Article intéressant des Inrockuptibles qui a décidé de faire lire par un journaliste les ouvrages de PPDA dont certains ont été des best-sellers vendus à 1 million d’exemplaires. Les découvertes sont stupéfiantes, en réalité rien n’est caché, il écrivait tout, il suffisait de lire. TF1 savait, lui l’écrivait, le milieu germanopratin complice, il a pourtant multiplié viols et agressions pendant 30 ans !
Il n’est pas question de condamner un homme par ses romans. Mais nous avons eu la curiosité d’ouvrir les livres de PPDA pour voir quelle vision de la femme, et des rapports hommes-femmes, ils ont véhiculé pendant des décennies.
Et c’est édifiant.
“On me dit parfois qu’il ne faut jamais reconnaître qu’on a pu écrire un livre à toute vitesse, il paraît que cela fait mauvais genre, mais je préfère la franchise. On me dit aussi qu’il ne faut pas davantage parler du nombre d’ouvrages qu’on a signés, cela attise semble-t-il les jalousies ou les soupçons, mais la vérité est que je n’en regrette aucun”. Ces lignes sont signées Patrick Poivre d’Arvor et figurent dans un récit autobiographique paru en 2013 chez JC Lattès, Seules les traces font rêver.
Des traces, PPDA en a laissé, elles sont compilées dans des livres. Et toutes ne font pas forcément rêver. “J’en ai écrit beaucoup, trop peut-être, entre soixante et soixante-dix, pour un bon tiers avec mon frère Olivier”. Car avant d’avoir été le présentateur vedette du 20 heures de TF1 de 1987 à 2008, Poivre s’était avant tout rêvé écrivain, même si son premier roman ne fut publié qu’une fois qu’il était devenu un personnage public. Il brigua un fauteuil à l’Académie française en 2012, sans succès. Certains de ses livres furent, eux, de véritables best-sellers, dépassant le million d’exemplaires vendus.

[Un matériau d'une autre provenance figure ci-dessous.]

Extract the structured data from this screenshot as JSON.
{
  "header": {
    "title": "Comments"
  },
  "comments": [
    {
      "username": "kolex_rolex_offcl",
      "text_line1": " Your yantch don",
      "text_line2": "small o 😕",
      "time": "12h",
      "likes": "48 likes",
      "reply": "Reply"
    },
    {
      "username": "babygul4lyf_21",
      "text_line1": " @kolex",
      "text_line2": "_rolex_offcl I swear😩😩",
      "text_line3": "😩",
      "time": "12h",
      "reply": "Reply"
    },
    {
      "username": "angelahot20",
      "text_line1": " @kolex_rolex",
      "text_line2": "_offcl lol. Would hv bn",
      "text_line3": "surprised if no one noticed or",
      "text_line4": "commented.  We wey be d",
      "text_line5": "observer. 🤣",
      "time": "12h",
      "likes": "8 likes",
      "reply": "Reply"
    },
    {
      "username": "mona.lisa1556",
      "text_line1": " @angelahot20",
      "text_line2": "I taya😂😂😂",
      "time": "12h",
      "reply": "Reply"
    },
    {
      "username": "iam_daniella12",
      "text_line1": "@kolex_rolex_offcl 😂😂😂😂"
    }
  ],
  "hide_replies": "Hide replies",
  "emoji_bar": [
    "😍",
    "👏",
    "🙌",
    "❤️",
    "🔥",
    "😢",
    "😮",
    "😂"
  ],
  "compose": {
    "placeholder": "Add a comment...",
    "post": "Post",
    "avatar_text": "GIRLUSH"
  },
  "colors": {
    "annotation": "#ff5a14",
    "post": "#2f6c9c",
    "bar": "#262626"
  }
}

Une large exposition médiatique
À l’heure où une instruction est en cours et que vient de paraître Impunité, le livre à charge de la journaliste Hélène Devynck (édition du Seuil), nous n’avons pas voulu nous substituer à la justice. Nous n’entendons pas convaincre ici de la culpabilité de PPDA pour les faits dont il est actuellement accusé. Nous avons tout simplement ouvert ses livres et les avons lus. Et dans cette besogne d’archiviste plus que de critique littéraire, nous y avons vu le reflet d’une époque, celle où on ne parlait pas encore de culture du viol comme concept sociologique. Une époque où ces livres ont été édités, distribués, vendus, certains d’entre eux ont été lus, et son auteur disposa d’une large et constante exposition médiatique.
Son premier roman, Les Enfants de l’aube (JC Lattès), fut écrit, selon sa légende, à 17 ans, mais ne sortit que dix-huit ans plus tard en 1982. On sait l’importance des premières fois, aussi en littérature. Toute l’œuvre d’un auteur y est souvent en germe. Poivre y étale une prose très adolescente, empreinte de romantisme, sa sempiternelle marque de fabrique. Comme le confirme la scène où le héros, Tristan, rencontre sa bien-aimée en lisant Musset à la bibliothèque d’une main puisqu’avec l’autre il se masturbe à la vue de celle qui n’est encore qu’“une nuque inconnue”. “J’avais envie de faire l’amour avec cette nuque, de la pénétrer, de jouir dans la racine de ces cheveux en forme de M.”
Il ne suffira que de quelques pages pour qu’il possède sa belle et rêve de l’engrosser. “Je ne pouvais l’imaginer qu’enceinte (…) elle cousait, comme on le faisait au Moyen Âge (…) en attendant le retour du seigneur et maître. (…) ce n’est pas vraiment un rêve de féministe. Pourtant je suis sûr que dans mes songes je ne me posais pas en dominateur.” Dans ses songes non, mais dans ceux de Camille pourquoi pas, par exemple en la pénétrant pendant son sommeil : “Doucement, très doucement, je m’introduisis en elle. Elle ne s’était pas réveillée, mais ses mains cherchaient quelque chose. (…) Je déchargeai en elle des vagues d’amour et de brume et me retirai très doucement. Mais, dis-moi, Tristan, c’est un viol ou un cambriolage…”. On remarquera l’absence de point d’interrogation…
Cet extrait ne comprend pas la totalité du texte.